With agriculture being one of our oldest pursuits, and most of the U.S. population being one or more generations away from the day-to-day life of farming, it’s easy to see why some romanticized views of farming persist still today.
1) Some think most farms still operate much the same way they did in the 1950s.
2) Some believe that farms should go back to operating that way.
Well, time and technology march on for all industries — even agriculture. Although the work ethic, pride, and focus on family hasn’t changed much, the tools we farmers use have changed a lot over the generations.
For example, my planter is 24 rows wide, but it can click on or off rows automatically as needed on turn rows or irregular borders. The same goes for spraying and fertilizing. And rather than applying blanket, single rates of inputs over a field, I can create a map of prescribed rates tailored to management zones of a seed or fertilizer, which when loaded either by USB or now wirelessly into my tractor, adjusts those rates as equipment rolls over the field.
Drones are becoming all the rage. Agriculture is expected to be the largest user and investor in commercial drones in the near future. I have had a drone for two years, and I just got a new one a few weeks ago. An aerial view of a crop offers a much better view of my fields than driving by in my pickup or even walking.
Because of the drone, I am actually walking off the fields more often because I can see problems with it that are easily missed from the ground level.
Genetically modified crops (GMOs) also are at our disposal if we need to use them. I use GMO seeds on my farm to help me reduce my environmental impact.
Genetic engineering is a great tool, giving us more options to fend off weeds and pests, and as a result, our fuel and equipment needs have decreased. It’s a rare event that we spray insecticide on a field anymore.
The collection and study of data both small and large is now entrenched in the business of farming, with digital recording of tasks performed in farm fields nearly ubiquitous across row crop farms in the United States. In the spring when I drive onto a field with my planter full of seeds, the process of collecting that season’s data also begins.
I’m not just placing seeds in the soil. The self-steering tractor uses its roof-mounted GPS receiver to track how many seeds I’m putting down and what variety of seed is in each row. And that is just a sampling of the stats we record and map.
Fertilizer and pesticide applications can also be tracked with this technology on board a modern farm machine. For instance, I can control rates of application before equipment enters a field.
At the end of the season when we harvest the crops, we also collect a lot of data.

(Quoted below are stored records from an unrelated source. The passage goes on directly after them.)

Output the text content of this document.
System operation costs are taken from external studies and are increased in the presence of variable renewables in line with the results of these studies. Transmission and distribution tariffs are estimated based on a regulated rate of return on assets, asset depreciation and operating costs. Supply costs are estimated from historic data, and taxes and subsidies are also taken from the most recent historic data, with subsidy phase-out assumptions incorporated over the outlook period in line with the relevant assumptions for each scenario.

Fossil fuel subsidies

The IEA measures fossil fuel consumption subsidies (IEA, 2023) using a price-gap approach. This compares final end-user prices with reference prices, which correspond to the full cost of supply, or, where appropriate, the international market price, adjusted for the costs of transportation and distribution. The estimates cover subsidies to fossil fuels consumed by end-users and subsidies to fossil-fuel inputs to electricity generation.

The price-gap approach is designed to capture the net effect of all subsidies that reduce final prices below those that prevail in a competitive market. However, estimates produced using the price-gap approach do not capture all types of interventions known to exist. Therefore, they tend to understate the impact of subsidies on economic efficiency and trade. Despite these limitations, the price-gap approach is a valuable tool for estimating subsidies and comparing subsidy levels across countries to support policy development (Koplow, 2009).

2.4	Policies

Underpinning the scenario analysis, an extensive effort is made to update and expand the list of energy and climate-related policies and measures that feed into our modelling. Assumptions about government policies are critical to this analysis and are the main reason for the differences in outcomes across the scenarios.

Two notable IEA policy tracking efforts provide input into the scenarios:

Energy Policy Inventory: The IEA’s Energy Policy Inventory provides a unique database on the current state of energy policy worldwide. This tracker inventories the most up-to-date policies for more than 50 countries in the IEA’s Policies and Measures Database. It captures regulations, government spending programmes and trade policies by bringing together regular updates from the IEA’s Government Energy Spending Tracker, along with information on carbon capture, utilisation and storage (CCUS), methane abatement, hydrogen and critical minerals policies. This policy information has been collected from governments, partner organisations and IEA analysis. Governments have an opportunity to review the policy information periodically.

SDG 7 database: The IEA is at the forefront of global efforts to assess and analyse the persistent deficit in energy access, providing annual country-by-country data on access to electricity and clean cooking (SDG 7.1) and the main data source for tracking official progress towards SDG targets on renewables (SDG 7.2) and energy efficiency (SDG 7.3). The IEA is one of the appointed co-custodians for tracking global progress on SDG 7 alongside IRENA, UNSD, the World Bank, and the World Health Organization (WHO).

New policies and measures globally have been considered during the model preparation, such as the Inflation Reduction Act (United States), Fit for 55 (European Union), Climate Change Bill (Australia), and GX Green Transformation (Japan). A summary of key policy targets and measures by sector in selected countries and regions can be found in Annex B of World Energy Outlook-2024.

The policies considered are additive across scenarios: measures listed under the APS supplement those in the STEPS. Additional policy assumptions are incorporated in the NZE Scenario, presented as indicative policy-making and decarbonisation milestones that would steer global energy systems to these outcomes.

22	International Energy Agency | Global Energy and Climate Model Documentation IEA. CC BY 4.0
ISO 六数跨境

In fact, I can look at planting or other data from earlier in the year while a yield map and reports of the same field is generated in real time on my iPad, all while I sit in the driver’s seat of my combine.
And because that combine drives itself, I spend the mental energy formerly dedicated to steering to monitoring all facets of the harvest process and making adjustments as needed.
Since corn and soybean prices are nearly half of what they were a couple of years ago, every bushel and every cost needs to be scrutinized even more closely. With the digitization of farming, we aren’t just making decisions on what we are pretty sure happened in a field. Now we know, and we have it on record for years to come.
We still get dirty, work long hours, and hope for good weather, but now we also think about our next smartphone purchase or if a fully autonomous tractor might be a future investment.
Occasionally, people will ask something like, “This isn’t your grandpa’s farm, is it?” Actually it is. Grandpa just turned 89 and still works every day alongside Dad and me. Just imagine the changes he’s seen in a lifetime of farming. And through technology, Grandpa, Dad and I know more about the land we tend than my Great-Grandpa could have ever imagined.